My Lady taps her dimpled cheek with the same delicate gloved fingers and goes on to the foot of the oak staircase, where Sir Leicester pauses for her as her knightly escort. A staring old Dedlock in a panel, as large as life and as dull, looks as if he didn't know what to make of it, which was probably his general state of mind in the days of Queen Elizabeth.
That evening, in the housekeeper's room, Rosa can do nothing but murmur Lady Dedlock's praises. She is so affable, so graceful, so beautiful, so elegant; has such a sweet voice and such a thrilling touch that Rosa can feel it yet! Mrs. Rouncewell confirms all this, not without personal pride, reserving only the one point of affability. Mrs. Rouncewell is not quite sure as to that. Heaven forbid that she should say a syllable in dispraise of any member of that excellent family, above all, of my Lady, whom the whole world admires; but if my Lady would only be "a little more free," not quite so cold and distant, Mrs.

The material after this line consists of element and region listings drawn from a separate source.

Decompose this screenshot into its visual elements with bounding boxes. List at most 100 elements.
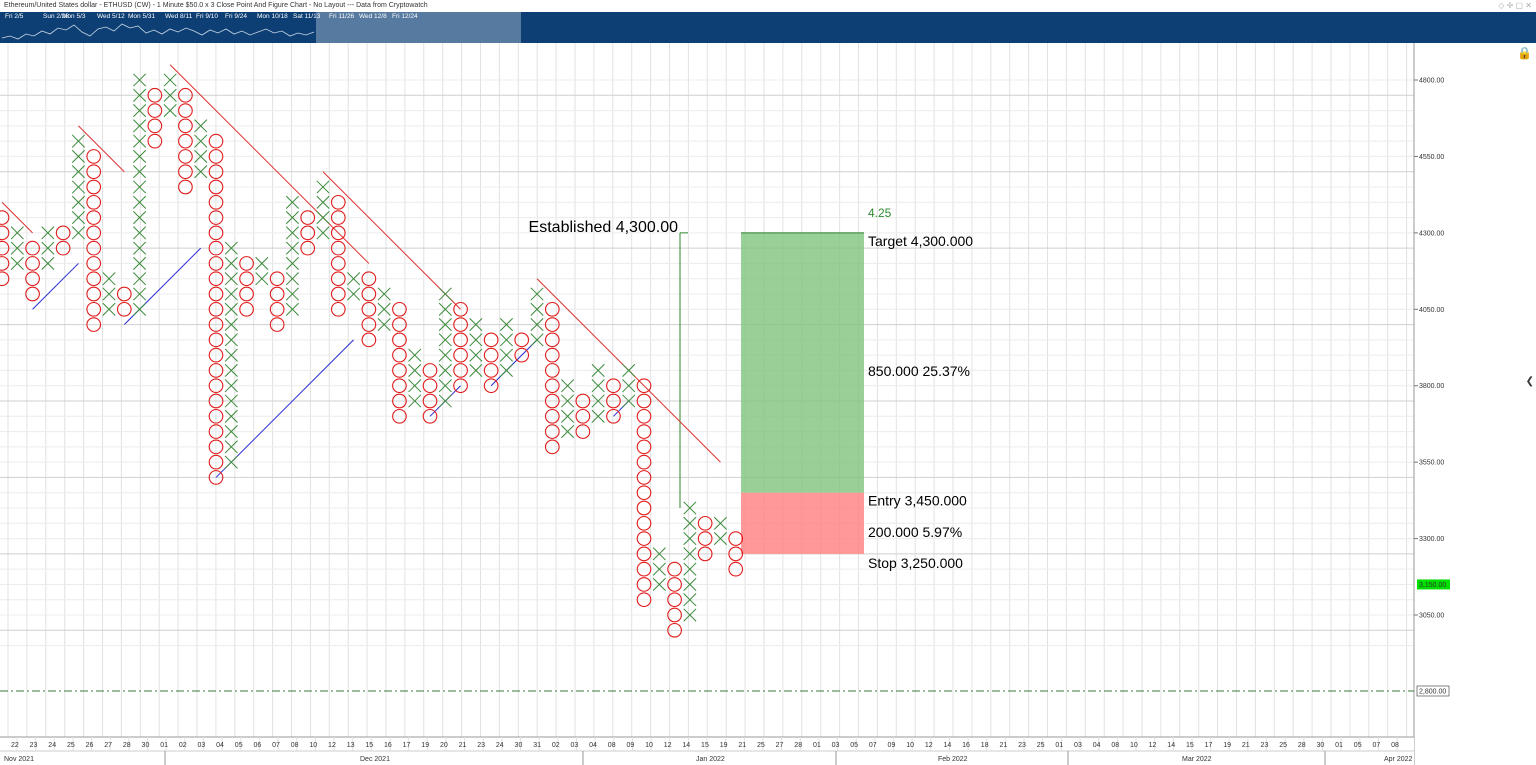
x-mark — [285, 241, 299, 255]
x-mark — [438, 348, 452, 362]
o-mark — [422, 408, 438, 424]
o-mark — [55, 225, 71, 241]
navigator-date-label: Wed 8/11 — [165, 13, 193, 20]
x-tick-label: 08 — [1391, 742, 1399, 749]
lock-icon[interactable]: 🔒 — [1517, 46, 1532, 60]
o-mark — [208, 133, 224, 149]
x-mark-stroke — [224, 241, 238, 255]
o-mark — [178, 149, 193, 164]
x-mark-stroke — [377, 318, 391, 332]
x-mark-stroke — [10, 226, 24, 240]
pnf-chart[interactable]: 4800.00 4550.00 4300.00 4050.00 3800.00 3550.… — [0, 43, 1536, 765]
o-mark — [453, 378, 468, 394]
o-mark — [55, 240, 71, 256]
x-mark-stroke — [133, 272, 147, 286]
x-mark-stroke — [133, 241, 147, 255]
x-tick-label: 12 — [925, 742, 933, 749]
o-mark — [636, 393, 652, 409]
x-tick-label: 07 — [869, 742, 877, 749]
x-mark — [255, 272, 269, 286]
o-mark — [208, 393, 224, 409]
x-mark — [561, 394, 575, 408]
x-tick-label: 10 — [906, 742, 914, 749]
last-price-badge — [1417, 579, 1450, 590]
x-tick-label: 21 — [1242, 742, 1250, 749]
x-mark-stroke — [133, 287, 147, 301]
x-mark — [285, 256, 299, 270]
y-tick-label: 3800.00 — [1419, 383, 1444, 390]
collapse-panel-icon[interactable]: ❮ — [1525, 376, 1534, 387]
window-controls-icon[interactable]: ◇ ✢ ▢ ✕ — [1498, 1, 1532, 10]
x-mark-stroke — [683, 593, 697, 607]
x-mark-stroke — [285, 256, 299, 270]
x-mark — [224, 241, 238, 255]
x-tick-label: 01 — [1335, 742, 1343, 749]
o-mark — [208, 256, 224, 271]
x-mark-stroke — [530, 287, 544, 301]
o-mark — [544, 439, 560, 455]
x-tick-label: 10 — [309, 742, 317, 749]
x-mark-stroke — [530, 333, 544, 347]
x-mark-stroke — [224, 256, 238, 270]
x-mark-stroke — [622, 363, 636, 377]
o-mark — [606, 408, 621, 424]
x-tick-label: 23 — [1018, 742, 1026, 749]
o-mark — [361, 301, 377, 317]
o-mark — [636, 454, 652, 470]
time-navigator[interactable]: Fri 2/5 Sun 2/28 Mon 5/3 Wed 5/12 Mon 5/31 We… — [0, 12, 1536, 43]
x-mark-stroke — [652, 577, 666, 591]
o-mark — [86, 210, 102, 225]
x-mark — [683, 532, 697, 546]
o-mark — [25, 240, 40, 256]
x-mark-stroke — [133, 104, 147, 118]
x-tick-label: 15 — [365, 742, 373, 749]
x-tick-label: 03 — [832, 742, 840, 749]
x-tick-label: 14 — [944, 742, 952, 749]
x-mark — [347, 287, 361, 301]
x-mark-stroke — [224, 409, 238, 423]
x-mark-stroke — [683, 547, 697, 561]
o-mark — [636, 500, 652, 516]
o-mark — [330, 271, 346, 287]
y-tick-label: 3550.00 — [1419, 460, 1444, 467]
o-mark — [636, 408, 652, 424]
month-label: Jan 2022 — [696, 756, 725, 763]
x-mark-stroke — [408, 348, 422, 362]
x-mark — [408, 363, 422, 377]
x-mark — [469, 333, 483, 347]
o-mark — [636, 424, 652, 439]
x-mark — [133, 211, 147, 225]
o-mark — [208, 149, 224, 164]
x-mark-stroke — [133, 73, 147, 87]
x-mark — [438, 333, 452, 347]
o-mark — [269, 301, 285, 317]
x-mark — [591, 394, 605, 408]
x-mark-stroke — [438, 363, 452, 377]
o-mark — [116, 301, 132, 317]
x-mark — [499, 333, 513, 347]
o-mark — [392, 393, 407, 409]
navigator-selection[interactable] — [316, 12, 521, 43]
x-mark — [224, 287, 238, 301]
x-mark-stroke — [316, 195, 330, 209]
x-tick-label: 20 — [440, 742, 448, 749]
x-tick-label: 25 — [67, 742, 75, 749]
o-mark — [330, 194, 346, 210]
x-mark — [194, 165, 208, 179]
x-mark-stroke — [133, 256, 147, 270]
o-mark — [208, 317, 224, 332]
x-mark-stroke — [133, 134, 147, 148]
x-mark-stroke — [71, 226, 85, 240]
x-mark — [163, 104, 177, 118]
x-tick-label: 25 — [757, 742, 765, 749]
x-mark-stroke — [469, 348, 483, 362]
x-tick-label: 03 — [571, 742, 579, 749]
o-mark — [422, 363, 438, 378]
x-tick-label: 08 — [1111, 742, 1119, 749]
x-mark — [133, 180, 147, 194]
o-mark — [544, 317, 560, 332]
x-mark — [41, 226, 55, 240]
x-mark-stroke — [133, 149, 147, 163]
o-mark — [483, 363, 499, 378]
x-mark — [622, 363, 636, 377]
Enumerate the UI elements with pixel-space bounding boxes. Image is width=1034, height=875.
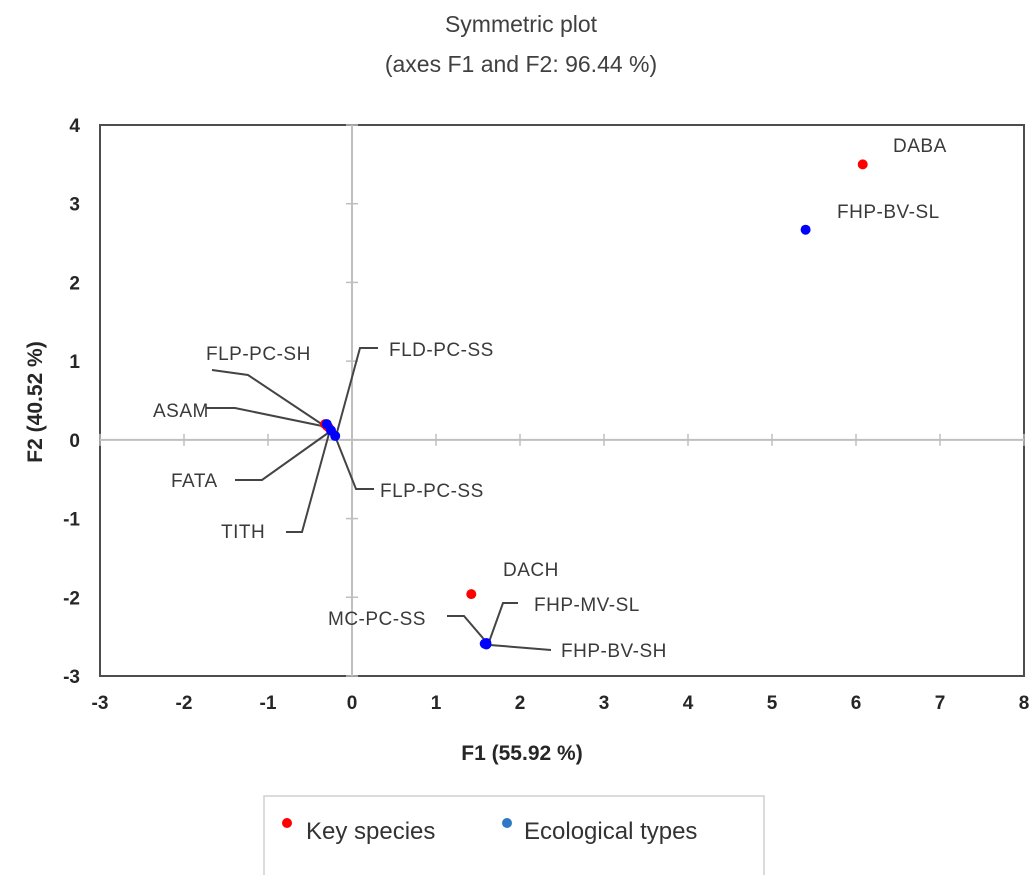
x-axis-ticks: -3 -2 -1 0 1 2 3 4 5 6 7 8 <box>92 433 1030 714</box>
x-tick-label: 8 <box>1019 693 1030 714</box>
label-fata: FATA <box>171 471 218 492</box>
y-axis-ticks: 4 3 2 1 0 -1 -2 -3 <box>63 116 358 688</box>
legend-label-ecological-types: Ecological types <box>524 818 697 845</box>
x-axis-label: F1 (55.92 %) <box>461 742 582 765</box>
leader-tith <box>286 429 331 533</box>
leader-flp-pc-sh <box>211 369 327 428</box>
label-flp-pc-sh: FLP-PC-SH <box>206 344 311 365</box>
label-daba: DABA <box>893 136 947 157</box>
legend-label-key-species: Key species <box>306 818 435 845</box>
x-tick-label: -1 <box>260 693 277 714</box>
leader-flp-pc-ss <box>334 435 374 490</box>
x-tick-label: 5 <box>767 693 778 714</box>
plot-area <box>99 124 1025 677</box>
label-mc-pc-ss: MC-PC-SS <box>328 609 426 630</box>
point-labels: DABA DACH ASAM FATA TITH FHP-BV-SL FHP-MV-SL FH… <box>153 136 947 662</box>
plot-frame <box>99 124 1025 677</box>
x-tick-label: 2 <box>515 693 526 714</box>
y-tick-label: -3 <box>63 667 80 688</box>
point-flp-pc-ss <box>330 430 341 441</box>
point-mc-pc-ss <box>479 638 490 649</box>
x-tick-label: 0 <box>347 693 358 714</box>
x-tick-label: 3 <box>599 693 610 714</box>
data-points <box>320 159 868 650</box>
label-fhp-bv-sh: FHP-BV-SH <box>561 641 667 662</box>
legend-box <box>263 795 765 875</box>
y-tick-label: -1 <box>63 510 80 531</box>
leader-fld-pc-ss <box>335 347 378 437</box>
leader-fhp-mv-sl <box>488 602 518 643</box>
y-tick-label: 3 <box>69 195 80 216</box>
leader-fata <box>235 432 329 481</box>
x-tick-label: -2 <box>176 693 193 714</box>
x-tick-label: 1 <box>431 693 442 714</box>
label-fhp-mv-sl: FHP-MV-SL <box>534 595 640 616</box>
x-tick-label: 6 <box>851 693 862 714</box>
x-tick-label: -3 <box>92 693 109 714</box>
legend-marker-key-species <box>282 818 292 828</box>
x-tick-label: 4 <box>683 693 694 714</box>
label-dach: DACH <box>503 560 559 581</box>
label-fld-pc-ss: FLD-PC-SS <box>389 340 494 361</box>
y-tick-label: -2 <box>63 588 80 609</box>
label-flp-pc-ss: FLP-PC-SS <box>380 481 484 502</box>
y-tick-label: 0 <box>69 431 80 452</box>
legend-marker-ecological-types <box>502 818 512 828</box>
label-fhp-bv-sl: FHP-BV-SL <box>837 202 940 223</box>
point-dach <box>466 589 477 600</box>
point-fhp-bv-sl <box>800 224 811 235</box>
x-tick-label: 7 <box>935 693 946 714</box>
leader-lines <box>206 347 552 651</box>
chart-subtitle: (axes F1 and F2: 96.44 %) <box>385 51 657 77</box>
label-asam: ASAM <box>153 401 209 422</box>
leader-asam <box>206 407 328 428</box>
chart-title: Symmetric plot <box>445 11 598 37</box>
label-tith: TITH <box>221 522 265 543</box>
y-tick-label: 1 <box>69 352 80 373</box>
leader-mc-pc-ss <box>447 615 489 645</box>
leader-fhp-bv-sh <box>489 644 552 651</box>
point-daba <box>857 159 868 170</box>
y-tick-label: 2 <box>69 273 80 294</box>
legend: Key species Ecological types <box>263 795 765 875</box>
y-axis-label: F2 (40.52 %) <box>24 341 47 462</box>
y-tick-label: 4 <box>69 116 80 137</box>
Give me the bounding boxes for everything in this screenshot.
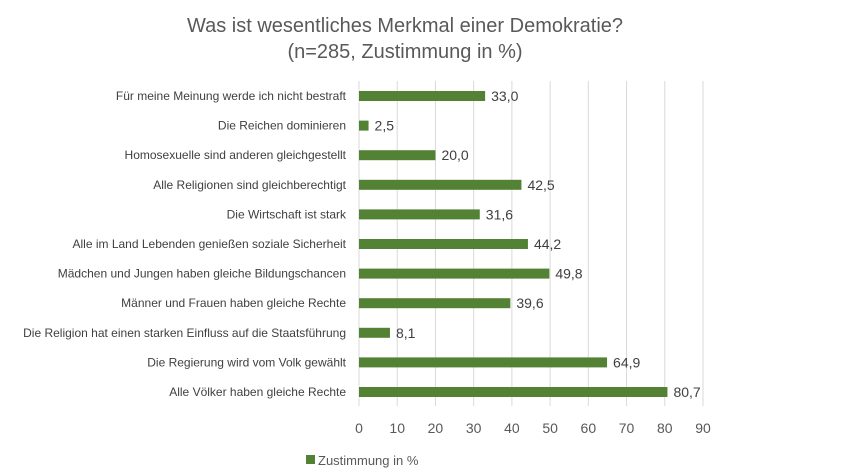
category-label: Männer und Frauen haben gleiche Rechte — [121, 296, 346, 310]
bar — [359, 91, 486, 101]
x-tick-label: 30 — [466, 420, 482, 436]
category-label: Mädchen und Jungen haben gleiche Bildung… — [58, 267, 346, 281]
bar — [359, 268, 550, 279]
data-label: 42,5 — [527, 177, 554, 193]
legend-swatch — [306, 455, 315, 464]
data-label: 44,2 — [534, 236, 561, 252]
data-label: 2,5 — [375, 118, 395, 134]
x-tick-label: 70 — [619, 420, 635, 436]
bar — [359, 150, 436, 161]
category-labels: Für meine Meinung werde ich nicht bestra… — [23, 89, 347, 399]
x-tick-label: 80 — [657, 420, 673, 436]
legend: Zustimmung in % — [306, 453, 419, 468]
bar — [359, 120, 369, 131]
data-label: 20,0 — [441, 147, 468, 163]
data-label: 33,0 — [491, 88, 518, 104]
x-tick-label: 20 — [428, 420, 444, 436]
category-label: Alle Völker haben gleiche Rechte — [169, 385, 346, 399]
bar — [359, 179, 522, 190]
x-tick-label: 50 — [542, 420, 558, 436]
category-label: Für meine Meinung werde ich nicht bestra… — [116, 89, 347, 103]
x-tick-label: 10 — [389, 420, 405, 436]
chart-subtitle: (n=285, Zustimmung in %) — [287, 41, 522, 63]
chart-title: Was ist wesentliches Merkmal einer Demok… — [187, 15, 623, 37]
data-label: 80,7 — [673, 384, 700, 400]
x-tick-label: 60 — [581, 420, 597, 436]
bar — [359, 209, 480, 220]
category-label: Alle Religionen sind gleichberechtigt — [153, 178, 346, 192]
x-tick-label: 90 — [695, 420, 711, 436]
category-label: Homosexuelle sind anderen gleichgestellt — [125, 148, 347, 162]
data-label: 64,9 — [613, 354, 640, 370]
category-label: Die Reichen dominieren — [218, 119, 346, 133]
bar — [359, 387, 668, 397]
data-label: 31,6 — [486, 206, 513, 222]
category-label: Die Regierung wird vom Volk gewählt — [147, 355, 346, 369]
data-label: 49,8 — [555, 266, 582, 282]
data-label: 8,1 — [396, 325, 416, 341]
x-tick-label: 40 — [504, 420, 520, 436]
legend-label: Zustimmung in % — [318, 453, 419, 468]
x-tick-label: 0 — [355, 420, 363, 436]
data-label: 39,6 — [516, 295, 543, 311]
bar — [359, 357, 608, 368]
category-label: Die Religion hat einen starken Einfluss … — [23, 326, 346, 340]
bars: 33,0 2,5 20,0 42,5 31,6 44,2 49,8 39,6 8,1 64,9 80… — [359, 88, 701, 400]
bar — [359, 239, 528, 249]
bar — [359, 327, 390, 338]
x-axis-ticks: 0 10 20 30 40 50 60 70 80 90 — [355, 420, 711, 436]
category-label: Alle im Land Lebenden genießen soziale S… — [72, 237, 346, 251]
bar — [359, 298, 511, 309]
category-label: Die Wirtschaft ist stark — [227, 207, 347, 221]
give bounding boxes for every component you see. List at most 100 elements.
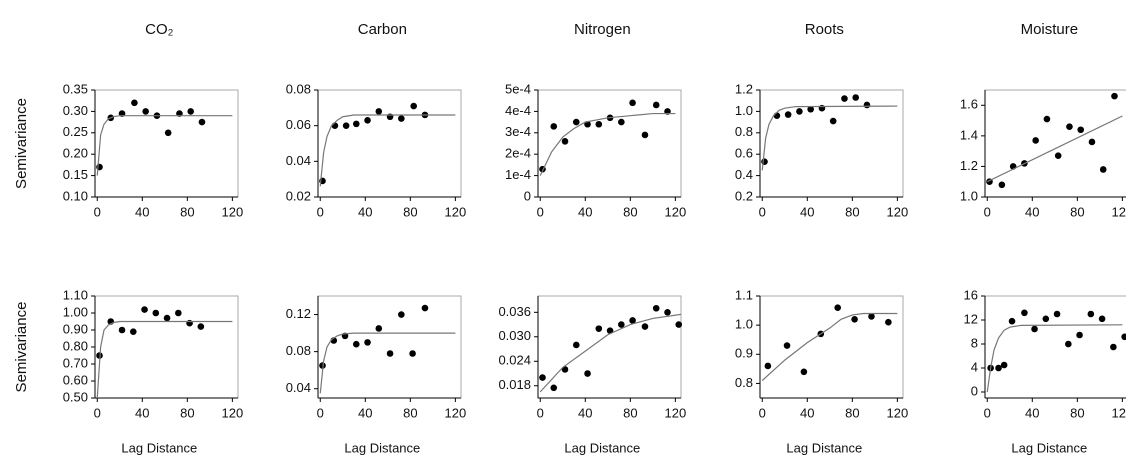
point [834, 304, 841, 311]
point [421, 304, 429, 312]
point [375, 325, 383, 332]
point [1087, 310, 1095, 318]
chart-title: Carbon [358, 21, 407, 38]
point [595, 325, 603, 332]
y-tick-label: 0.30 [63, 103, 88, 118]
point [572, 118, 580, 126]
y-tick-label: 0.04 [286, 380, 311, 395]
y-tick-label: 0.90 [63, 321, 88, 336]
x-axis-label: Lag Distance [121, 440, 197, 455]
point [807, 105, 814, 113]
point [852, 94, 860, 101]
plot-frame [317, 295, 462, 399]
point [652, 101, 660, 109]
fit-line [319, 332, 456, 394]
y-tick-label: 1.0 [960, 188, 978, 203]
x-tick-label: 80 [845, 405, 859, 420]
point [409, 350, 416, 357]
y-tick-label: 0.9 [735, 346, 753, 361]
y-tick-label: 0.60 [63, 372, 88, 387]
x-tick-label: 40 [135, 204, 149, 219]
point [1031, 325, 1038, 333]
point [1065, 340, 1072, 348]
y-tick-label: 0.50 [63, 389, 88, 404]
y-tick-label: 1e-4 [505, 167, 531, 182]
point [618, 321, 625, 328]
point [595, 120, 603, 128]
point [868, 313, 875, 320]
x-tick-label: 80 [623, 204, 637, 219]
point [187, 108, 195, 115]
x-axis-label: Lag Distance [344, 440, 420, 455]
y-tick-label: 0.10 [63, 188, 88, 203]
y-tick-label: 12 [964, 311, 978, 326]
y-tick-label: 1.2 [735, 81, 753, 96]
x-tick-label: 80 [403, 405, 417, 420]
y-tick-label: 4e-4 [505, 103, 531, 118]
point [784, 111, 792, 118]
point [783, 342, 791, 349]
x-tick-label: 80 [180, 204, 194, 219]
chart-title: Moisture [1021, 21, 1079, 38]
y-axis-label: Semivariance [13, 302, 30, 393]
y-tick-label: 0.018 [498, 377, 531, 392]
fit-line [96, 115, 233, 176]
y-tick-label: 0.15 [63, 167, 88, 182]
point [398, 115, 405, 122]
y-tick-label: 1.10 [63, 287, 88, 302]
point [364, 117, 371, 124]
point [364, 339, 371, 346]
x-tick-label: 120 [665, 204, 687, 219]
point [342, 122, 350, 129]
point [1053, 310, 1061, 318]
fit-line [319, 114, 456, 187]
x-tick-label: 40 [135, 405, 149, 420]
point [550, 384, 558, 392]
x-tick-label: 40 [358, 405, 372, 420]
point [606, 327, 614, 334]
point [319, 362, 326, 369]
point [386, 350, 394, 357]
y-tick-label: 1.6 [960, 97, 978, 112]
y-tick-label: 0.030 [498, 328, 531, 343]
x-tick-label: 120 [887, 405, 909, 420]
point [995, 364, 1002, 372]
point [352, 120, 360, 128]
y-tick-label: 1.0 [735, 103, 753, 118]
point [1066, 123, 1073, 130]
fit-line [539, 112, 676, 176]
x-tick-label: 40 [578, 405, 592, 420]
point [1111, 92, 1118, 100]
x-axis-label: Lag Distance [564, 440, 640, 455]
fit-line [986, 115, 1123, 183]
plot-frame [317, 89, 462, 198]
y-tick-label: 0.036 [498, 304, 531, 319]
plot-frame [94, 89, 239, 198]
x-tick-label: 120 [1112, 204, 1126, 219]
x-tick-label: 0 [94, 405, 101, 420]
point [175, 309, 182, 317]
point [863, 101, 871, 109]
y-tick-label: 0.024 [498, 353, 531, 368]
point [410, 102, 418, 110]
point [1021, 309, 1028, 317]
point [641, 131, 649, 139]
point [561, 138, 569, 145]
chart-title: CO₂ [145, 21, 174, 38]
x-tick-label: 120 [665, 405, 687, 420]
point [829, 117, 837, 125]
fit-line [761, 312, 898, 381]
x-tick-label: 0 [984, 204, 991, 219]
x-tick-label: 120 [445, 204, 467, 219]
y-tick-label: 0.70 [63, 355, 88, 370]
point [164, 129, 172, 137]
plot-frame [94, 295, 239, 399]
plot-frame [984, 89, 1126, 198]
x-tick-label: 120 [222, 204, 244, 219]
point [800, 368, 808, 376]
y-tick-label: 0.12 [286, 306, 311, 321]
point [761, 158, 768, 165]
point [1043, 115, 1051, 123]
x-tick-label: 80 [1070, 204, 1084, 219]
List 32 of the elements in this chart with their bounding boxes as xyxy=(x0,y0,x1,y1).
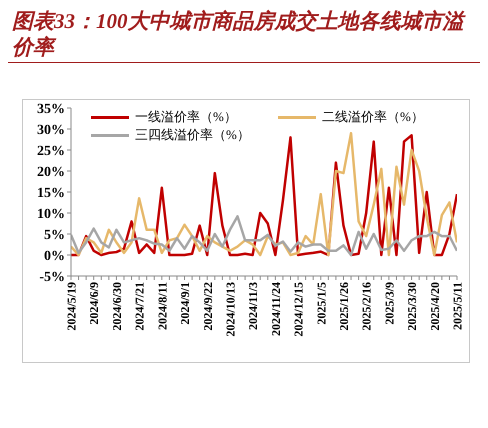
x-tick-label: 2025/1/5 xyxy=(314,282,328,325)
x-tick-label: 2025/5/11 xyxy=(450,282,465,330)
y-tick-label: 0% xyxy=(44,248,65,264)
x-tick-label: 2024/6/30 xyxy=(110,282,124,331)
x-tick-label: 2024/7/21 xyxy=(132,282,147,331)
x-tick-label: 2024/11/3 xyxy=(246,282,260,330)
legend-label: 一线溢价率（%） xyxy=(135,108,237,126)
legend-label: 二线溢价率（%） xyxy=(322,108,424,126)
x-tick-label: 2024/6/9 xyxy=(87,282,102,325)
y-tick-label: 20% xyxy=(37,164,65,180)
x-tick-label: 2024/10/13 xyxy=(223,282,238,337)
x-tick-label: 2025/3/9 xyxy=(382,282,396,325)
x-tick-label: 2024/9/22 xyxy=(200,282,215,331)
x-tick-label: 2024/5/19 xyxy=(64,282,79,331)
x-tick-label: 2025/3/30 xyxy=(405,282,420,331)
line-series xyxy=(71,215,457,256)
legend-label: 三四线溢价率（%） xyxy=(135,126,250,144)
x-tick-label: 2024/9/1 xyxy=(178,282,192,325)
y-tick-label: 25% xyxy=(37,144,65,159)
x-tick-label: 2025/1/26 xyxy=(336,282,351,331)
y-tick-label: 30% xyxy=(37,122,65,138)
x-tick-label: 2024/8/11 xyxy=(155,282,170,330)
y-tick-label: 15% xyxy=(37,186,65,201)
x-tick-label: 2024/12/15 xyxy=(292,282,306,337)
x-tick-label: 2024/11/24 xyxy=(268,282,283,336)
y-tick-label: 10% xyxy=(37,206,65,222)
x-tick-label: 2025/2/16 xyxy=(360,282,374,331)
x-tick-label: 2025/4/20 xyxy=(428,282,442,331)
y-tick-label: -5% xyxy=(39,270,65,285)
chart-title: 图表33：100大中城市商品房成交土地各线城市溢价率 xyxy=(8,8,480,63)
y-tick-label: 5% xyxy=(44,228,65,243)
y-tick-label: 35% xyxy=(37,102,65,117)
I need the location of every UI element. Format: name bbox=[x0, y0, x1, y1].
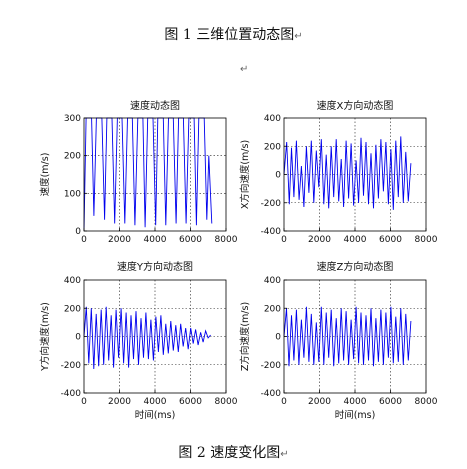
y-tick-label: 200 bbox=[64, 152, 81, 162]
y-axis-label: X方向速度(m/s) bbox=[239, 140, 251, 209]
x-axis-label: 时间(ms) bbox=[135, 409, 176, 421]
y-axis-label: 速度(m/s) bbox=[39, 153, 51, 197]
y-tick-label: 200 bbox=[64, 304, 81, 314]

Rouncewell thinks she would be more affable.
"'Tis almost a pity," Mrs. Rouncewell adds-only "almost" because it borders on impiety to suppose that anything could be better than it is, in such an express dispensation as the Dedlock affairs-"that my Lady has no family. If she had had a daughter now, a grown young lady, to interest her, I think she would have had the only kind of excellence she wants."
"Might not that have made her still more proud, grandmother?" says Watt, who has been home and come back again, he is such a good grandson.
"More and most, my dear," returns the housekeeper with dignity, "are words it's not my place to use-nor so much as to hear-applied to any drawback on my Lady."